Open-Source Scammer Intelligence Archive
Internal data, chat logs, admin panels, and infrastructure from criminal scam networks
📂 Browse Archive • 🤖 Report Scammers • 🐦 Twitter • 🌐 Website
ScamIntelLogs is a public intelligence archive containing leaked, dumped, and collected data from cryptocurrency scam operations. This repository preserves evidence that scammers typically delete to evade accountability.
| Data Type | Description |
|---|---|
| 💬 Internal Chats | Telegram group conversations, private messages, operational discussions |
| 🎛️ Admin Panels | Screenshots, configs, and audits of scam infrastructure |
| 👥 Scammer Identities | Telegram IDs, usernames, wallet addresses, known aliases |
| 💰 Theft Records | Victim wallets, stolen amounts, transaction hashes |
| 🎨 Phishing Assets | Design templates, clone sites, drainer configs |
| 📊 Financial Flows | Payment records, affiliate payouts, laundering paths |
| 🌐 Infrastructure | Domains, hosting providers, bot tokens, API endpoints |
We do NOT hack, attack, bruteforce, or compromise any systems.
All data is collected through passive intelligence gathering:
- 🔍 OSINT — Open-source intelligence from public sources
- 📥 Leaked Data — Community-submitted dumps from insiders
- 🕵️ Social Engineering Artifacts — Data exposed by scammers themselves
- 📡 Passive Monitoring — Public channels, forums, blockchain analysis
- 🎁 Voluntary Submissions — Victims and researchers sharing evidence
When admin panel access is obtained (through leaks or misconfiguration), we conduct non-destructive audits to document infrastructure without modification.
| Audience | Use Case |
|---|---|
| 🔬 Security Researchers | Study scam TTPs, drainer mechanics, social engineering |
| 👮 Law Enforcement | Evidence for investigations and prosecutions |
| 📰 Journalists | Exposés on organized crypto fraud |
| ⚖️ Victims | Identify attackers, support recovery efforts |
| 🛡️ Threat Intel Teams | IOCs, infrastructure patterns, actor tracking |
Scammers systematically destroy evidence — deleting Telegram chats, burning wallets, rotating domains. This archive ensures:
- Permanent Record — Evidence survives deletion attempts
- Pattern Analysis — Cross-reference actors across operations
- Accountability — Public exposure deters future activity
- Community Defense — Shared knowledge protects potential victims
Each scam operation gets its own directory. Inside, evidence is organized by type:
TeamName/
├── chat/ # Internal Telegram group conversations
├── channel/ # Public channel announcements
├── successful_thefts/ # Confirmed theft records (wallets, tx hashes, amounts)
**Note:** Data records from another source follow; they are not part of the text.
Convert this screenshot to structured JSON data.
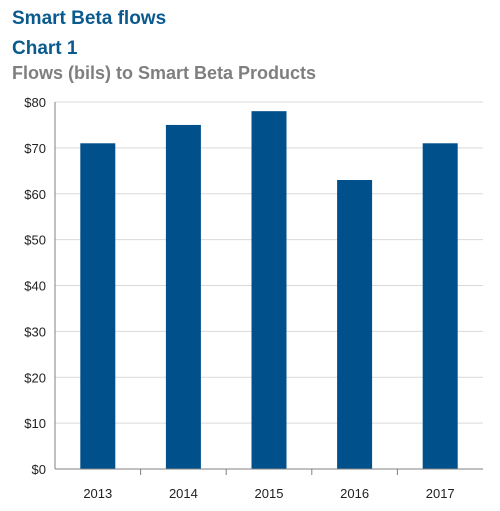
{
  "header": {
    "kicker": "Smart Beta flows",
    "chart_label": "Chart 1"
  },
  "colors": {
    "heading": "#0b5a8e",
    "subtitle": "#7f7f7f",
    "bar": "#00508c",
    "grid": "#d9d9d9",
    "axis": "#808080"
  },
  "chart_data": {
    "type": "bar",
    "title": "Flows (bils) to Smart Beta Products",
    "categories": [
      "2013",
      "2014",
      "2015",
      "2016",
      "2017"
    ],
    "values": [
      71,
      75,
      78,
      63,
      71
    ],
    "ylim": [
      0,
      80
    ],
    "yticks": [
      0,
      10,
      20,
      30,
      40,
      50,
      60,
      70,
      80
    ],
    "ytick_labels": [
      "$0",
      "$10",
      "$20",
      "$30",
      "$40",
      "$50",
      "$60",
      "$70",
      "$80"
    ],
    "xlabel": "",
    "ylabel": "",
    "grid": true,
    "legend": "none"
  }
}
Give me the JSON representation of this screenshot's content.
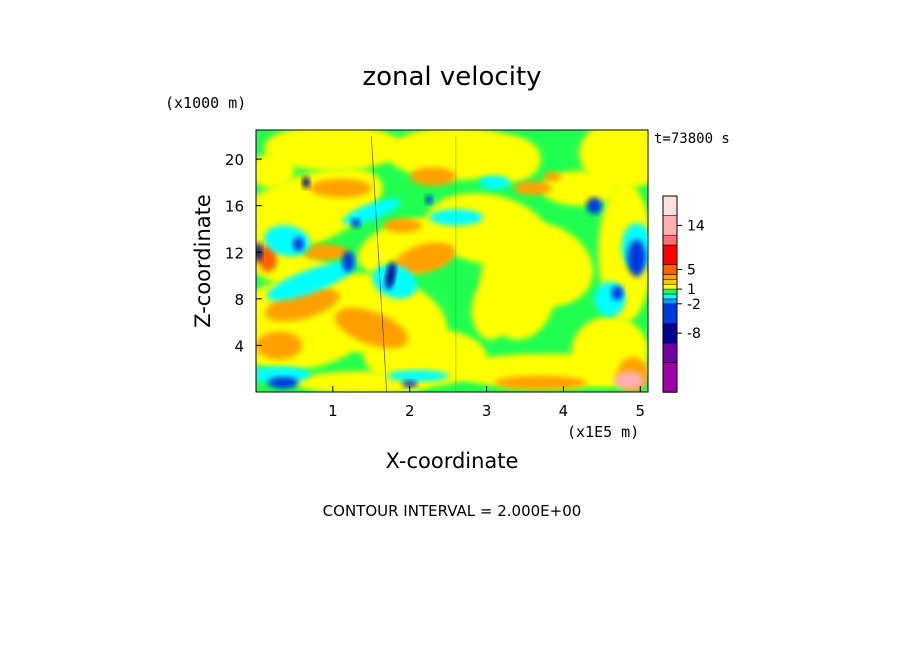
{
  "chart_data": {
    "type": "heatmap",
    "title": "zonal velocity",
    "xlabel": "X-coordinate",
    "ylabel": "Z-coordinate",
    "x_unit": "(x1E5 m)",
    "y_unit": "(x1000 m)",
    "time_label": "t=73800 s",
    "footer": "CONTOUR INTERVAL = 2.000E+00",
    "xlim": [
      0,
      5.1
    ],
    "ylim": [
      0,
      22.5
    ],
    "x_ticks": [
      "1",
      "2",
      "3",
      "4",
      "5"
    ],
    "y_ticks": [
      "4",
      "8",
      "12",
      "16",
      "20"
    ],
    "colorbar": {
      "labels": [
        "14",
        "5",
        "1",
        "-2",
        "-8"
      ],
      "levels": [
        -20,
        -14,
        -10,
        -6,
        -2,
        -1,
        0,
        1,
        2,
        3,
        4,
        6,
        10,
        12,
        16
      ],
      "colors": [
        "#ff10b0",
        "#a000a8",
        "#7000a0",
        "#000090",
        "#0038e0",
        "#00a0ff",
        "#00ffff",
        "#20ff50",
        "#ffff00",
        "#ffcc00",
        "#ffa000",
        "#ff6000",
        "#ff0000",
        "#ff7070",
        "#ffb0b0",
        "#ffe0e0"
      ]
    }
  }
}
├── designs/ # Phishing page templates and clone assets
├── payments/ # Payment logs, affiliate payouts
├── scammers_login.txt # Known participant Telegram IDs and usernames
├── domains.txt # Associated phishing domains
├── iocs.json # Machine-readable indicators of compromise
└── index.html # Visual evidence browser for this team
Not every team has all folders — it depends on what evidence was collected. The root index.html lists all archived operations with descriptions and direct links to every subfolder.
This archive is part of the PhishDestroy threat intelligence ecosystem:
| Project | Description |
|---|---|
| destroylist | 70,000+ malicious domains blocklist |
| PhishDestroy Bot | Telegram bot for scam reporting |
| phishdestroy.io | Main project website |
We accept submissions of scam-related intelligence:
- Telegram chat exports (JSON/HTML)
- Admin panel screenshots/configs
- Scammer identity information
- Domain/infrastructure data
- Wallet addresses and transaction evidence
Option 1: Pull Request
git clone https://github.com/phishdestroy/ScamIntelLogs.git
# Add data to new directory: NewTeamName/
git commit -m "Add NewTeamName data"
# Submit PROption 2: Anonymous Submission
- Telegram: @PhishDestroy_bot
- We protect source confidentiality
- Remove personal victim data (redact if necessary)
- Include context: team name, operation type, timeframe
- Provide source attribution if comfortable
- Structure data in readable format
- This repository contains evidence of criminal activity for research purposes
- Data is provided "as-is" without verification guarantees
- Do not use this data for harassment, vigilante justice, or illegal purposes
- Victim PII should be handled responsibly
- We are not responsible for misuse of this information
MIT License — Free to use, clone, modify, and distribute.
Law enforcement agencies are explicitly authorized to use this data for investigations.